I sat towards the back of the bar on a cushion chair, hunched over my beer while reading the set I had emailed myself verbatim with planned pauses for laughs as well as several out points where I could leave the stage depending on my timing. I had also written out my set on a notepad using key words as reference points in case I forgot what it was I wanted to say and needed to pick it back up again. I met another girl there named Rose who was also performing stand up for the first time and we commiserated over this fact while waiting for our names to be called out.

The first part of the show came and went and neither of our names were called. The second part of the show came and went and neither of our names were called. My back started to hurt from sitting on the cushion chair and I was getting a migraine. I felt old and worn out. Whatever anxiety or performance jitters I had at the beginning of the night were long gone as exhaustion started to settle in. I was three beers deep yet painfully sober because I had to drive home after the show.

The third show came and went and neither of our names were called. It was nearly one in the morning. I had been there since 8:30.

It’s at this hour that I stopped caring, stopped thinking of my set. More than thirty comics had performed and by the time the last part of the show started there was maybe a fourth of the amount of people left. I couldn’t laugh anymore, even if the person was good. I was just too tired to listen.

At around 1:30 Rose was called on stage. She told her story, went over time. I don’t remember what she said, not because she wasn’t good, but because I was just so burned out and exhausted. I had been there for five hours, listening to people try to be funny. I just couldn’t tell the difference anymore.

At 1:45, my name was called. I went on stage. I did my set for ten people, several of which were only hanging out to pay their bar tab. Rose and her friend were polite and stayed to watch my set, laughing at a few jokes. Without the expected laughs I had planned on in writing my set, I panicked and forgot most of what I wrote down. I abandoned punchlines,  tossed concepts, completely skipped segways, and just plain petered out after a couple of set ups because I couldn’t remember why the idea was funny in the first place. Suddenly my notes were illegible. My brain was chasing after the set I thought I had learned verbatim like it was a runaway bus I was late for. I lost complete confidence in any of my jokes as the other comics made snide remarks about how weird I was, or so I assumed because I was sitting next to them as they made such remarks about the comics that went on before me.

After three minutes of performing in a comedy vacuum, having only gotten maybe five seconds of laughter, I cut my set short and walked off stage feeling neither victory nor failure, only a sensation of emptiness, a sense that I had performed for no one, had accomplished nothing.

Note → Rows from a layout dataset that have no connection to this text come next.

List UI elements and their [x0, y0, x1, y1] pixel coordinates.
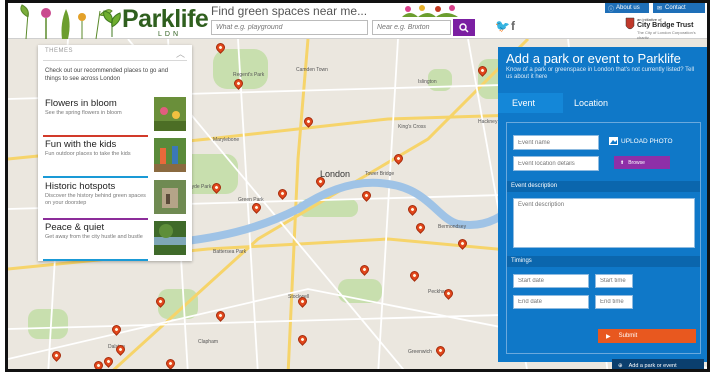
- site-header: Parklife LDN Find green spaces near me..…: [8, 3, 707, 40]
- map-label: Marylebone: [213, 137, 240, 143]
- panel-description: Know of a park or greenspace in London t…: [506, 67, 695, 80]
- logo-wordmark[interactable]: Parklife: [122, 5, 209, 34]
- theme-item-kids[interactable]: Fun with the kids Fun outdoor places to …: [43, 136, 187, 178]
- theme-thumbnail: [154, 138, 186, 172]
- contact-label: Contact: [665, 5, 686, 11]
- search-icon: [459, 22, 469, 33]
- map-label: Green Park: [238, 197, 264, 203]
- end-date-input[interactable]: [513, 295, 589, 309]
- search-button[interactable]: [453, 19, 475, 36]
- search-input[interactable]: [211, 20, 368, 35]
- end-time-input[interactable]: [595, 295, 633, 309]
- upload-photo-label: UPLOAD PHOTO: [621, 137, 673, 145]
- map-label: Tower Bridge: [365, 171, 395, 177]
- mail-icon: ✉: [657, 5, 663, 12]
- submit-label: Submit: [618, 333, 638, 339]
- theme-accent-bar: [43, 259, 148, 261]
- plant-illustration-icon: [20, 4, 113, 39]
- map-label: London: [320, 169, 351, 179]
- theme-subtitle: Discover the history behind green spaces…: [45, 193, 146, 206]
- divider: [43, 60, 187, 61]
- map-label: Regent's Park: [233, 72, 265, 78]
- theme-title: Fun with the kids: [45, 139, 117, 150]
- event-description-heading: Event description: [507, 181, 700, 192]
- chevron-up-icon[interactable]: ︿: [176, 47, 185, 60]
- panel-title: Add a park or event to Parklife: [506, 51, 681, 66]
- map-label: Greenwich: [408, 349, 432, 355]
- add-park-label: Add a park or event: [628, 363, 677, 369]
- map-label: Bermondsey: [438, 224, 467, 230]
- event-name-input[interactable]: [513, 135, 599, 150]
- map-label: Clapham: [198, 339, 219, 345]
- flowers-illustration-icon: [402, 5, 458, 17]
- add-park-bar[interactable]: ⊕ Add a park or event: [612, 359, 704, 369]
- theme-title: Peace & quiet: [45, 222, 105, 233]
- play-icon: ▶: [606, 333, 611, 340]
- event-location-input[interactable]: [513, 156, 599, 171]
- facebook-icon[interactable]: f: [511, 19, 515, 33]
- tab-event[interactable]: Event: [498, 93, 563, 113]
- add-park-panel: Add a park or event to Parklife Know of …: [498, 47, 707, 362]
- near-input[interactable]: [372, 20, 451, 35]
- upload-photo-button[interactable]: UPLOAD PHOTO: [609, 137, 673, 145]
- map-label: Islington: [418, 79, 437, 85]
- tab-location[interactable]: Location: [560, 93, 640, 113]
- theme-item-flowers[interactable]: Flowers in bloom See the spring flowers …: [43, 95, 187, 137]
- logo-subtitle: LDN: [158, 31, 182, 38]
- plus-circle-icon: ⊕: [618, 363, 623, 369]
- map-label: King's Cross: [398, 124, 426, 130]
- about-us-label: About us: [616, 5, 640, 11]
- themes-intro: Check out our recommended places to go a…: [45, 68, 169, 82]
- start-date-input[interactable]: [513, 274, 589, 288]
- app-frame: Parklife LDN Find green spaces near me..…: [5, 0, 710, 372]
- info-icon: ⓘ: [608, 6, 615, 13]
- theme-item-peace[interactable]: Peace & quiet Get away from the city hus…: [43, 219, 187, 261]
- crest-icon: [625, 17, 635, 30]
- about-us-button[interactable]: ⓘ About us: [605, 3, 649, 13]
- theme-subtitle: Get away from the city hustle and bustle: [45, 234, 143, 240]
- browse-button[interactable]: ⬆ Browse: [614, 156, 670, 169]
- trust-name: City Bridge Trust: [637, 22, 694, 29]
- theme-subtitle: Fun outdoor places to take the kids: [45, 151, 131, 157]
- theme-thumbnail: [154, 180, 186, 214]
- event-description-textarea[interactable]: [513, 198, 695, 248]
- theme-thumbnail: [154, 221, 186, 255]
- themes-heading: THEMES: [45, 48, 74, 54]
- theme-item-historic[interactable]: Historic hotspots Discover the history b…: [43, 178, 187, 220]
- leaf-icon: [103, 10, 121, 37]
- browse-label: Browse: [628, 159, 645, 166]
- theme-subtitle: See the spring flowers in bloom: [45, 110, 122, 116]
- upload-arrow-icon: ⬆: [620, 159, 625, 166]
- theme-thumbnail: [154, 97, 186, 131]
- twitter-icon[interactable]: 🐦: [495, 19, 510, 33]
- panel-tabs: Event Location: [498, 93, 707, 113]
- event-form: UPLOAD PHOTO ⬆ Browse Event description …: [506, 122, 701, 354]
- themes-panel: THEMES ︿ Check out our recommended place…: [38, 45, 192, 261]
- contact-button[interactable]: ✉ Contact: [653, 3, 705, 13]
- theme-title: Historic hotspots: [45, 181, 116, 192]
- theme-title: Flowers in bloom: [45, 98, 117, 109]
- start-time-input[interactable]: [595, 274, 633, 288]
- map-label: Hackney: [478, 119, 498, 125]
- image-icon: [609, 137, 618, 145]
- find-label: Find green spaces near me...: [211, 4, 368, 18]
- submit-button[interactable]: ▶ Submit: [598, 329, 696, 343]
- map-label: Camden Town: [296, 67, 328, 73]
- map-label: Battersea Park: [213, 249, 247, 255]
- timings-heading: Timings: [507, 256, 700, 267]
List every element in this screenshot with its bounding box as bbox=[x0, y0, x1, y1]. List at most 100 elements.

Still… I did it. I performed three minutes of stand up comedy. Want the evidence? You got it people, which brings me to the newest category of this blog, that of live recordings of my stand up. That’s right folks, I’m gonna document this miserable journey to nowhere and you’re gonna get to hear every significant moment. Out of respect to other comics, I will not record their sets nor will I post every set I perform, but I will post the first night, the first time I bomb, the first time I kill, the first time I deal with a heckler. I’ll post the first time I try new material and the first time I try that material after it’s been polished into something decent. And maybe with time, I’ll be able to post my first ten minutes if I manage to hang in this shit.

Maybe someday, I’ll be the one that kills instead of getting killed.